Modify the HA triggering time

smaker

Member
Mar 4, 2022
1
0
6
30
I want to modify the HA triggering time from 120s to about 60s.The following is my modifications:
pve-ha-manager:src/PVE/HA/NodeStatus.pm -my $fence_delay = 60; +my $fence_delay = 30;

pve-ha-manager:src/watchdog-mux.c -int client_watchdog_timeout = 60; +int client_watchdog_timeout = 30;


pve-ha-manager:src/PVE/HA/Env/PVE2.pm @@ -241,7 +241,7 @@ sub get_pve_lock { my $last_lock_time = $last->{lock_time} // 0; my $last_got_lock = $last->{got_lock}; - my $retry_timeout = 120; # hardcoded lock lifetime limit from pmxcfs + my $retry_timeout = 60; # hardcoded lock lifetime limit from pmxcfs


pve-cluster:data/src/memdb.c -#define CFS_LOCK_TIMEOUT (60*2) +#define CFS_LOCK_TIMEOUT (60)
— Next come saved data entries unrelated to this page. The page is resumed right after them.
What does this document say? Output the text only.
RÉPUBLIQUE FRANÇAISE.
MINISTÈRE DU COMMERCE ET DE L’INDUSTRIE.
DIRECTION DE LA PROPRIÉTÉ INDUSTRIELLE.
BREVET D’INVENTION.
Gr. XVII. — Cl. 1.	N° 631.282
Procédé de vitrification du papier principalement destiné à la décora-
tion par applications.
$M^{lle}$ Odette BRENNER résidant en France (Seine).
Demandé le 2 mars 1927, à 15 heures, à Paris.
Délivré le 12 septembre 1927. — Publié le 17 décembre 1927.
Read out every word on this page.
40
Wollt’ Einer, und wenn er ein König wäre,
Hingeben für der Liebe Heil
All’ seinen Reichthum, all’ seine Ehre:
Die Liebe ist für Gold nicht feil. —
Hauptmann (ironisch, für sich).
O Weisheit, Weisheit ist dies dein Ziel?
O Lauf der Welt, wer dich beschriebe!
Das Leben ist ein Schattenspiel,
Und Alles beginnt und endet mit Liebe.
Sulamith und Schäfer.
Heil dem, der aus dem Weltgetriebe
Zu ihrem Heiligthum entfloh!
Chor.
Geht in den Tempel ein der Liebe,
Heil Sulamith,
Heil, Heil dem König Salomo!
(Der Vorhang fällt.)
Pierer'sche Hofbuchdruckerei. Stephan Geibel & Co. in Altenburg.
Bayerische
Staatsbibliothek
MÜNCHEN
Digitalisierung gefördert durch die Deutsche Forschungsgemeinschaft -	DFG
pve-cluster:data/PVE/Cluster.pm @@ -1076,7 +1076,7 @@ my $cfs_lock = sub { # fixed command timeout: cfs locks have a timeout of 120 # using 60 gives us another 60 seconds to abort the task local $SIG{ALRM} = sub { die "got lock timeout - aborting command\n"; }; - alarm(60); + alarm(40); cfs_update(); # make sure we read latest versions inside code()
Please give us some advice

verison:
pve-ha-manager 2.0-5
pve-cluster 5.0-27
 
advice: don't do that

more serious: the current 60/120 values inform a lot of other timeouts across the code base (which will then be wrong, which in turn means error handling will not have opportunity to run), and furthermore, reducing it will cause more frequent fencing events (potentially catastrophic if you trigger a 'cascade') since corosync/knet does need some time to detect links being down and coming backup up.